Unlike most other diets, which restrict all kinds of fat, the Mediterranean diet embraces mono- and polyunsaturated fats like those found in olive oil, beans, fish and nuts. Replacing butter and margarine with heart healthy olive or canola oils has been shown to improve overall cholesterol levels. Mediterranean people use a splash of olive oil in everything from pastas to vegetables, salads, fish and even pastries.

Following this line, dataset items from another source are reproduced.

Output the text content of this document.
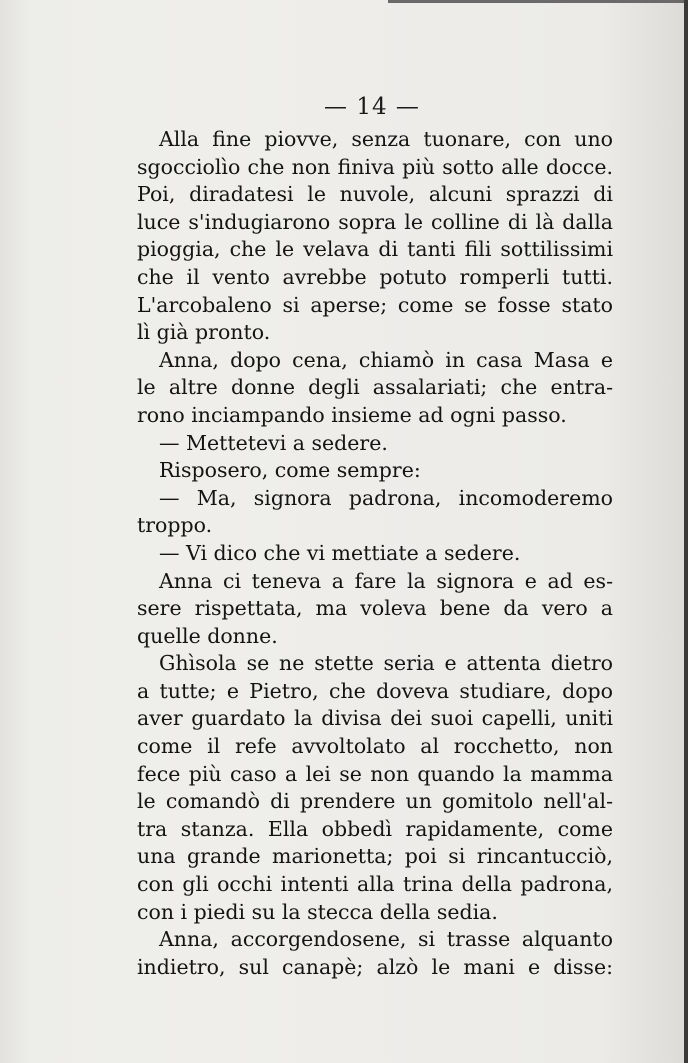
— 14 —
Alla fine piovve, senza tuonare, con uno
sgocciolìo che non finiva più sotto alle docce.
Poi, diradatesi le nuvole, alcuni sprazzi di
luce s'indugiarono sopra le colline di là dalla
pioggia, che le velava di tanti fili sottilissimi
che il vento avrebbe potuto romperli tutti.
L'arcobaleno si aperse; come se fosse stato
lì già pronto.
Anna, dopo cena, chiamò in casa Masa e
le altre donne degli assalariati; che entra-
rono inciampando insieme ad ogni passo.
— Mettetevi a sedere.
Risposero, come sempre:
— Ma, signora padrona, incomoderemo
troppo.
— Vi dico che vi mettiate a sedere.
Anna ci teneva a fare la signora e ad es-
sere rispettata, ma voleva bene da vero a
quelle donne.
Ghìsola se ne stette seria e attenta dietro
a tutte; e Pietro, che doveva studiare, dopo
aver guardato la divisa dei suoi capelli, uniti
come il refe avvoltolato al rocchetto, non
fece più caso a lei se non quando la mamma
le comandò di prendere un gomitolo nell'al-
tra stanza. Ella obbedì rapidamente, come
una grande marionetta; poi si rincantucciò,
con gli occhi intenti alla trina della padrona,
con i piedi su la stecca della sedia.
Anna, accorgendosene, si trasse alquanto
indietro, sul canapè; alzò le mani e disse:
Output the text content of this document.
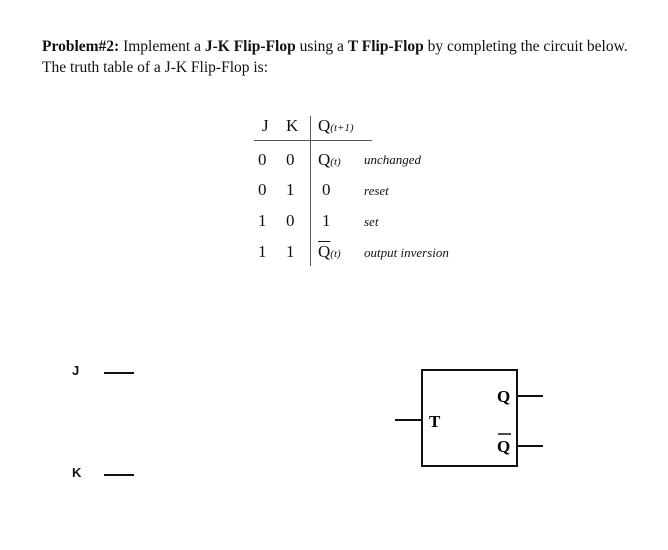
Problem#2: Implement a J-K Flip-Flop using a T Flip-Flop by completing the circuit below.
The truth table of a J-K Flip-Flop is:

J K Q(t+1)
0 0 Q(t) unchanged
0 1 0	reset
1 0 1	set
1 1 $\overline{Q}(t)$ output inversion
J
K
T
Q
Q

Instead of banishing all fatty foods, the Mediterranean diet encourages the consumption of healthy fats, which also cause the stomach to feel satisfied more quickly. Eating small meals throughout the day gives ample opportunity to incorporate as many fruits and vegetables as possible, while still enjoying staples such as pasta, bread and cereal (in whole-wheat forms). Nearly anything in fruit or veggie form is fair game in this diet, though Mediterraneans themselves favor tomatoes, broccoli, peppers, spinach, eggplant, white beans, lentil and chick peas.

The Mediterranean diet also places a premium on local fare, encouraging followers to eat produce at its peak of freshness. What is fresh and available in a Mediterranean climate might not be found in your area, meaning you should tailor eating habits around what farmers in your area are providing.

Beyond food, a glass of wine with dinner is considered perfectly acceptable in this diet. The antioxidant powers of red wine have also been found to benefit heart health when consumed in moderation.

While the principles of the Mediterranean diet have been scientifically proven to aid in weight loss and the prevention of heart disease, adopting an overall healthy lifestyle is the best way to ensure a strong heart. By combining Mediterranean eating habits with regular exercise and stress management programs (such as yoga or meditation) you can give your body its best chance for optimum health.